Generative AI by iStock: Designing, Launching, and Dissolving the Wacom Anomaly during the Getty Images-Nvidia Launch
The platform has new features. Inpainting lets users mask an area of an image and then fill it in with a person or object from a text prompt. Out painting enlarges a photo and fills new regions.
Grant Farhall, Getty’s chief product officer, tells The Verge that Generative AI by iStock targets small and medium businesses that need to find stock photos.

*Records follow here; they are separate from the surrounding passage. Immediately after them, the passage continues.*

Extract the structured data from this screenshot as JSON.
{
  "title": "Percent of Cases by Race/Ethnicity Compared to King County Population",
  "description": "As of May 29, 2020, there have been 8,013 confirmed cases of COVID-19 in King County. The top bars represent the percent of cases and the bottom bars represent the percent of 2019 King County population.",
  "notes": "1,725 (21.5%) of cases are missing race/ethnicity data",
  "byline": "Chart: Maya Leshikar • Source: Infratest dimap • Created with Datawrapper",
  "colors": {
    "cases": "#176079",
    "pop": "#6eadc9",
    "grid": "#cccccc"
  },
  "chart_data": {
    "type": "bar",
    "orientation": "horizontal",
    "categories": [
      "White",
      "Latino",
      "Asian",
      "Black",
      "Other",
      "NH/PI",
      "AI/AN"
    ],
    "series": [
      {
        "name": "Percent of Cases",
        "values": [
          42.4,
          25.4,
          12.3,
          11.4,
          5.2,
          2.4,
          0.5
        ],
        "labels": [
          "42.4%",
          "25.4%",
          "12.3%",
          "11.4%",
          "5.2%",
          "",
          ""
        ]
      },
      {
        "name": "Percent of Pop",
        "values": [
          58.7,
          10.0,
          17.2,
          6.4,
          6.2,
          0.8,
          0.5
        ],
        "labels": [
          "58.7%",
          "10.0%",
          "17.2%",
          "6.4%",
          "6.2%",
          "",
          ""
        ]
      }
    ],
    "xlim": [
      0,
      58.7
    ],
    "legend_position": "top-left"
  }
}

Users can get more precise photos even if they can’t use a camera, because of it. He used the example of someone looking for photos to illustrate climate change: they can prompt Generative AI by iStock to create a picture of penguins walking through a city street; instead of hiring a photographer and finding a flock of penguins, the AI can make that for them.

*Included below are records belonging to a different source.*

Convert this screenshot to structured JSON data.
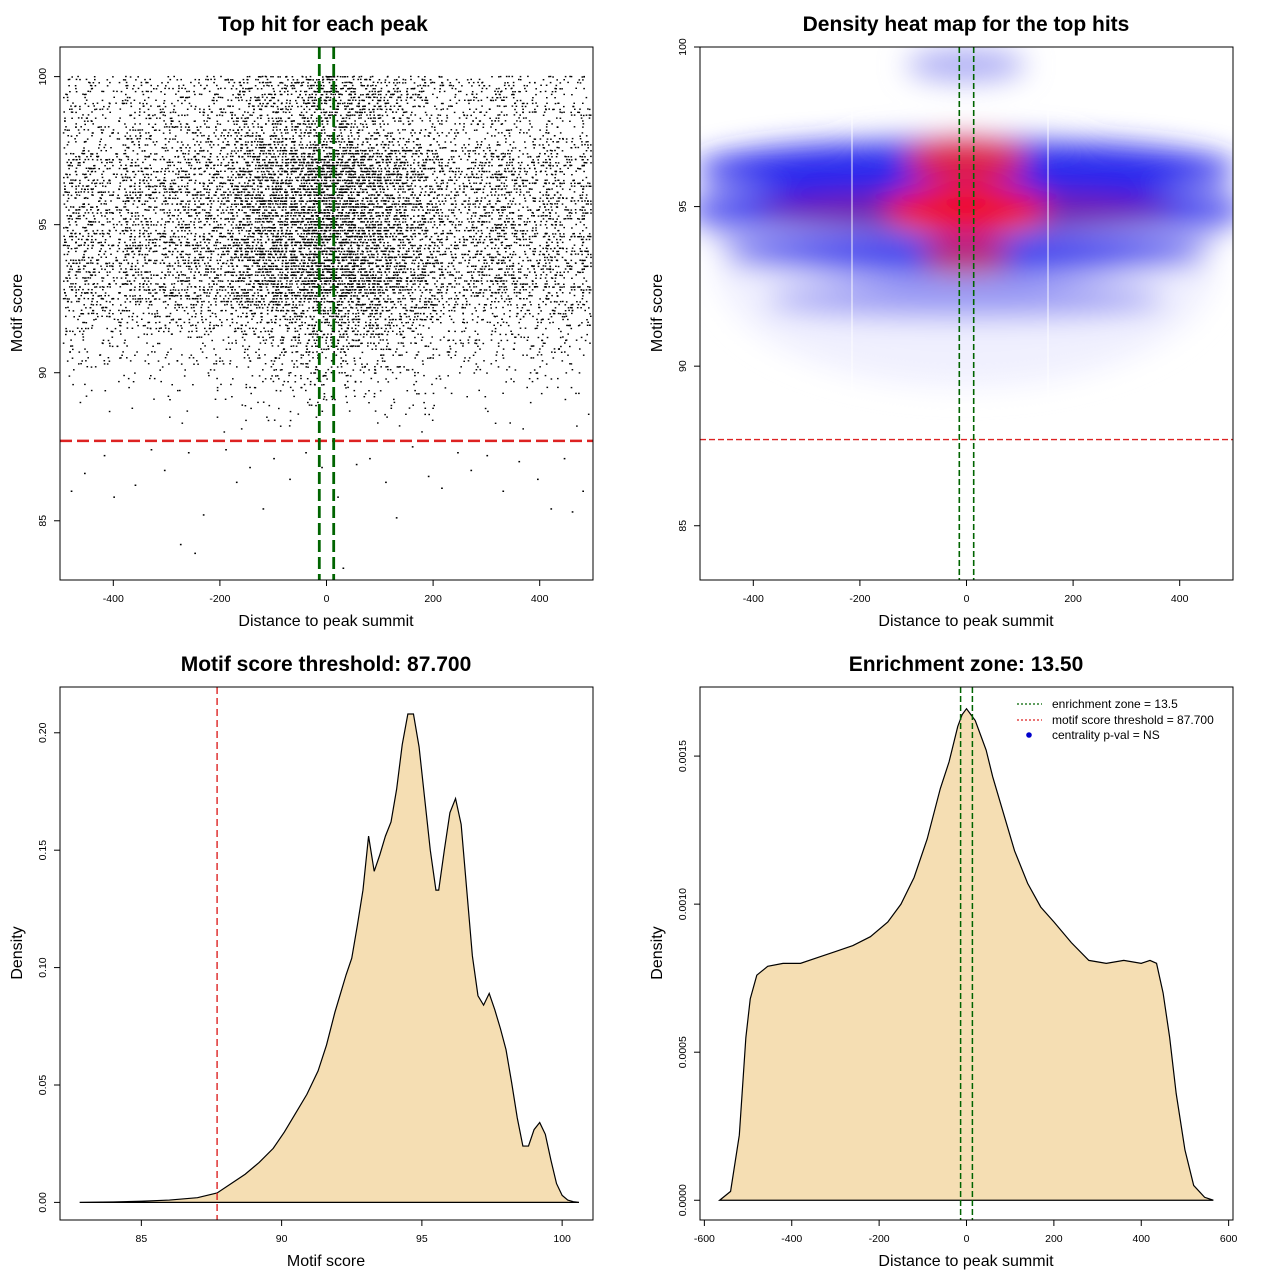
{
  "colors": {
    "fill": "#F5DEB3",
    "threshold_line": "#DD2222",
    "zone_line": "#006400",
    "legend_point": "#0000CC",
    "points": "#000000"
  },
  "chart_data": [
    {
      "id": "scatter",
      "type": "scatter",
      "title": "Top hit for each peak",
      "xlabel": "Distance to peak summit",
      "ylabel": "Motif score",
      "xlim": [
        -500,
        500
      ],
      "ylim": [
        83,
        101
      ],
      "xticks": [
        -400,
        -200,
        0,
        200,
        400
      ],
      "yticks": [
        85,
        90,
        95,
        100
      ],
      "threshold_y": 87.7,
      "zone_x": [
        -13.5,
        13.5
      ],
      "outliers": [
        [
          -480,
          86.0
        ],
        [
          -455,
          86.6
        ],
        [
          -418,
          87.2
        ],
        [
          -400,
          85.8
        ],
        [
          -360,
          86.2
        ],
        [
          -330,
          87.4
        ],
        [
          -305,
          86.7
        ],
        [
          -275,
          84.2
        ],
        [
          -260,
          87.3
        ],
        [
          -248,
          83.9
        ],
        [
          -232,
          85.2
        ],
        [
          -190,
          87.4
        ],
        [
          -170,
          86.3
        ],
        [
          -145,
          86.8
        ],
        [
          -120,
          85.4
        ],
        [
          -100,
          87.1
        ],
        [
          -70,
          86.4
        ],
        [
          -40,
          87.3
        ],
        [
          -10,
          86.8
        ],
        [
          20,
          85.8
        ],
        [
          30,
          83.4
        ],
        [
          55,
          86.9
        ],
        [
          80,
          87.1
        ],
        [
          110,
          86.3
        ],
        [
          130,
          85.1
        ],
        [
          160,
          87.5
        ],
        [
          190,
          86.5
        ],
        [
          215,
          86.1
        ],
        [
          245,
          87.3
        ],
        [
          270,
          86.7
        ],
        [
          300,
          87.2
        ],
        [
          330,
          86.0
        ],
        [
          360,
          87.0
        ],
        [
          395,
          86.4
        ],
        [
          420,
          85.4
        ],
        [
          445,
          87.1
        ],
        [
          460,
          85.3
        ],
        [
          480,
          86.0
        ]
      ]
    },
    {
      "id": "heatmap",
      "type": "heatmap",
      "title": "Density heat map for the top hits",
      "xlabel": "Distance to peak summit",
      "ylabel": "Motif score",
      "xlim": [
        -500,
        500
      ],
      "ylim": [
        83.3,
        100.0
      ],
      "xticks": [
        -400,
        -200,
        0,
        200,
        400
      ],
      "yticks": [
        85,
        90,
        95,
        100
      ],
      "threshold_y": 87.7,
      "zone_x": [
        -13.5,
        13.5
      ]
    },
    {
      "id": "score_density",
      "type": "area",
      "title": "Motif score threshold: 87.700",
      "xlabel": "Motif score",
      "ylabel": "Density",
      "xlim": [
        82.1,
        101.1
      ],
      "ylim": [
        -0.0075,
        0.2195
      ],
      "xticks": [
        85,
        90,
        95,
        100
      ],
      "yticks": [
        0.0,
        0.05,
        0.1,
        0.15,
        0.2
      ],
      "ytick_labels": [
        "0.00",
        "0.05",
        "0.10",
        "0.15",
        "0.20"
      ],
      "threshold_x": 87.7,
      "x": [
        82.8,
        84,
        85,
        86,
        87,
        87.7,
        88.2,
        88.7,
        89.2,
        89.7,
        90.1,
        90.5,
        90.9,
        91.3,
        91.6,
        91.9,
        92.1,
        92.3,
        92.5,
        92.7,
        92.9,
        93.1,
        93.3,
        93.5,
        93.7,
        93.9,
        94.1,
        94.3,
        94.5,
        94.7,
        94.9,
        95.1,
        95.3,
        95.5,
        95.6,
        95.8,
        96.0,
        96.2,
        96.4,
        96.6,
        96.8,
        97.0,
        97.2,
        97.4,
        97.6,
        97.8,
        98.0,
        98.2,
        98.4,
        98.6,
        98.8,
        99.0,
        99.2,
        99.4,
        99.6,
        99.8,
        100.0,
        100.2,
        100.4,
        100.6
      ],
      "y": [
        0.0,
        0.0002,
        0.0005,
        0.001,
        0.002,
        0.004,
        0.008,
        0.012,
        0.017,
        0.023,
        0.03,
        0.038,
        0.046,
        0.056,
        0.067,
        0.081,
        0.089,
        0.097,
        0.104,
        0.118,
        0.133,
        0.156,
        0.141,
        0.148,
        0.156,
        0.162,
        0.176,
        0.195,
        0.208,
        0.208,
        0.194,
        0.172,
        0.15,
        0.133,
        0.133,
        0.15,
        0.166,
        0.172,
        0.161,
        0.133,
        0.105,
        0.088,
        0.084,
        0.089,
        0.082,
        0.074,
        0.065,
        0.051,
        0.036,
        0.024,
        0.024,
        0.031,
        0.034,
        0.029,
        0.018,
        0.008,
        0.003,
        0.001,
        0.0003,
        0.0
      ]
    },
    {
      "id": "distance_density",
      "type": "area",
      "title": "Enrichment zone: 13.50",
      "xlabel": "Distance to peak summit",
      "ylabel": "Density",
      "xlim": [
        -610,
        610
      ],
      "ylim": [
        -6.67e-05,
        0.0017333
      ],
      "xticks": [
        -600,
        -400,
        -200,
        0,
        200,
        400,
        600
      ],
      "yticks": [
        0.0,
        0.0005,
        0.001,
        0.0015
      ],
      "ytick_labels": [
        "0.0000",
        "0.0005",
        "0.0010",
        "0.0015"
      ],
      "zone_x": [
        -13.5,
        13.5
      ],
      "x": [
        -565,
        -540,
        -520,
        -505,
        -495,
        -480,
        -455,
        -420,
        -380,
        -340,
        -300,
        -260,
        -220,
        -180,
        -150,
        -120,
        -90,
        -60,
        -40,
        -20,
        -10,
        0,
        10,
        20,
        30,
        45,
        60,
        80,
        110,
        140,
        170,
        200,
        240,
        280,
        320,
        360,
        400,
        420,
        435,
        450,
        465,
        480,
        500,
        520,
        545,
        565
      ],
      "y": [
        0.0,
        3e-05,
        0.00022,
        0.00055,
        0.00068,
        0.00076,
        0.00079,
        0.0008,
        0.0008,
        0.00082,
        0.00084,
        0.00086,
        0.00089,
        0.00094,
        0.001,
        0.00109,
        0.00122,
        0.00139,
        0.00148,
        0.0016,
        0.00164,
        0.00166,
        0.00164,
        0.00162,
        0.00158,
        0.00152,
        0.00143,
        0.00133,
        0.00118,
        0.00107,
        0.00099,
        0.00094,
        0.00087,
        0.00081,
        0.0008,
        0.00081,
        0.0008,
        0.00081,
        0.0008,
        0.0007,
        0.00055,
        0.00036,
        0.00017,
        5e-05,
        1e-05,
        0.0
      ],
      "legend": [
        {
          "label": "enrichment zone = 13.5",
          "kind": "line",
          "color": "#006400"
        },
        {
          "label": "motif score threshold = 87.700",
          "kind": "line",
          "color": "#DD2222"
        },
        {
          "label": "centrality p-val = NS",
          "kind": "point",
          "color": "#0000CC"
        }
      ]
    }
  ]
}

Getty Images and Nvidia are deepening their AI partnership with the launch of Generative AI by iStock, a text-to-image platform specifically designed to make stock photos.
Wacom deleted the images without explanation, fueling speculation that an industry-standard brand for artists was using tools widely criticized for replacing them. And it wasn’t the only AI controversy this weekend. Wizards of the Coast (WotC), the publisher behind Magic: The Gathering and Dungeons & Dragons, also issued an apology on Sunday for using an ad with AI-generated elements. The controversies have escalated mistrust around an already complicated question: how can creatives, and the companies that work with them, navigate a flood of images that are easy to create and hard to conclusively detect?
It is not possible to be perfect in a fast-evolving space, especially with generative AI becoming standard in tools. Our aim is always to support human made art and artists.
But even creatives who don’t expect to stop generative AI’s development want something more substantive from companies than “trust me bro,” especially when those companies rely on their patronage. Artists value honesty and accountability over stonewalling and evasiveness about whether AI tools are being used.
The situation has made people more cautious about judging projects due to the lack of proof of how their content was made. The options are not perfect.
anti-ai pressure campaigns are a force in the creative world despite the differences. It’s not going anywhere, butrativeai has turned into a PR nightmare for many companies.